A. J. Rose

Profile
- Position: Running back

Personal information
- Born: October 14, 1997 (age 28) Cleveland, Ohio, U.S.
- Listed height: 6 ft 1 in (1.85 m)
- Listed weight: 212 lb (96 kg)

Career information
- High school: Garfield Heights (Garfield Heights, Ohio)
- College: Kentucky
- NFL draft: 2021: undrafted

Career history
- Minnesota Vikings (2021–2022)*; Los Angeles Rams (2022)*; Montreal Alouettes (2023)*;
- * Offseason and/or practice squad member only
- Stats at Pro Football Reference

= A. J. Rose =

American football player (born 1997)

Asim Rose Jr. (born October 14, 1997) is an American professional football running back. He played college football at Kentucky.

==Early life==
Rose grew up in Cleveland, Ohio and attended Garfield Heights High School in Garfield Heights, Ohio. As a senior, he became Garfield Heights' starting quarterback after an injury to the starter and passed for 616 yards and 10 touchdowns while rushing 94 times for 770 yards and 12 touchdowns.

==College career==
Rose was a member of the Kentucky Wildcats for five seasons, redshirting his true freshman year.
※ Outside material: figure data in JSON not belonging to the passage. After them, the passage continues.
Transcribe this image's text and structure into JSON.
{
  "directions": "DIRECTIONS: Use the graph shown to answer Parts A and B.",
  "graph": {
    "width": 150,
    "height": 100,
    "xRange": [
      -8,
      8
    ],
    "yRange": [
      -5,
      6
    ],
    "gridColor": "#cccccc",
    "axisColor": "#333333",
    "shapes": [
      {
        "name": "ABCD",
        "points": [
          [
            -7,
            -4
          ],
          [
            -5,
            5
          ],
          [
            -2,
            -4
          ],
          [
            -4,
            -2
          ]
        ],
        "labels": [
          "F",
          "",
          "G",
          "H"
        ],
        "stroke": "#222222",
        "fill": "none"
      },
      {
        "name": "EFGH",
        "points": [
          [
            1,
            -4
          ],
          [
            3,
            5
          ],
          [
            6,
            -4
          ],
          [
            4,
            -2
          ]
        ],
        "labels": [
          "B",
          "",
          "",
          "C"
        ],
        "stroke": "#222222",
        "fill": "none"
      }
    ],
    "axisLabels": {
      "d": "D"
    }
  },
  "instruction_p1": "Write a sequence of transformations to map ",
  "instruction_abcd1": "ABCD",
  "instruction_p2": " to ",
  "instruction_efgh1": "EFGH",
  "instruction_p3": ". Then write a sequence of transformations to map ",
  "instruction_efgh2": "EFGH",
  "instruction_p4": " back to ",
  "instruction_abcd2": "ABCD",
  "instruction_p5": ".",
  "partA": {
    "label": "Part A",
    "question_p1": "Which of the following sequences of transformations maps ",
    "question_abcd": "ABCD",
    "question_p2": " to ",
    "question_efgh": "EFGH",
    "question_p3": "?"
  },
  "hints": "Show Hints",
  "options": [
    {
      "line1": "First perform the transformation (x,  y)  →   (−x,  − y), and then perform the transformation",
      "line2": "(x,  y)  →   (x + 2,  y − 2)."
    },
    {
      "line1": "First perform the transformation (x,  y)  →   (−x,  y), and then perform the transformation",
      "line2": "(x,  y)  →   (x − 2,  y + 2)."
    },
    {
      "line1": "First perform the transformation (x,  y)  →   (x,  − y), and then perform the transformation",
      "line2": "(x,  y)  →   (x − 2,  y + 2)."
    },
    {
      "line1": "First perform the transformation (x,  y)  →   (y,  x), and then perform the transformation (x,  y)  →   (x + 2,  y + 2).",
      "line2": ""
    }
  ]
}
Rose began to see significant playing time as a redshirt sophomore as the backup to Benny Snell and finished the season with 479 rushing yards with five touchdowns on 86 carries. He rushed 149 times for 826 yards and six touchdowns during his junior season. As a senior, Rose rushed for 666 yards and two touchdowns on 106 carries. Rose finished his collegiate career with 1,971 rushing yards and 13 rushing touchdowns with 30 receptions for 233 yards and one touchdown.

==Professional career==

===Minnesota Vikings===
Rose signed with the Minnesota Vikings as an undrafted free agent on May 4, 2021. He was waived as part of final roster cuts on August 31, 2021, and re-signed to the practice squad. Rose was cut by the Vikings on December 21 after being activated from the COVID-19 injured list, but re-signed with the team on December 23. He signed a reserve/future contract with the Vikings on January 10, 2022. He was waived on June 1, 2022.

===Los Angeles Rams===
On June 15, 2022, Rose signed with the Los Angeles Rams. He was waived on August 20.

===Montreal Alouettes===
Rose signed with the Montreal Alouettes of the Canadian Football League (CFL) on February 13, 2023. On June 3, 2023, Rose was released by the Alouettes.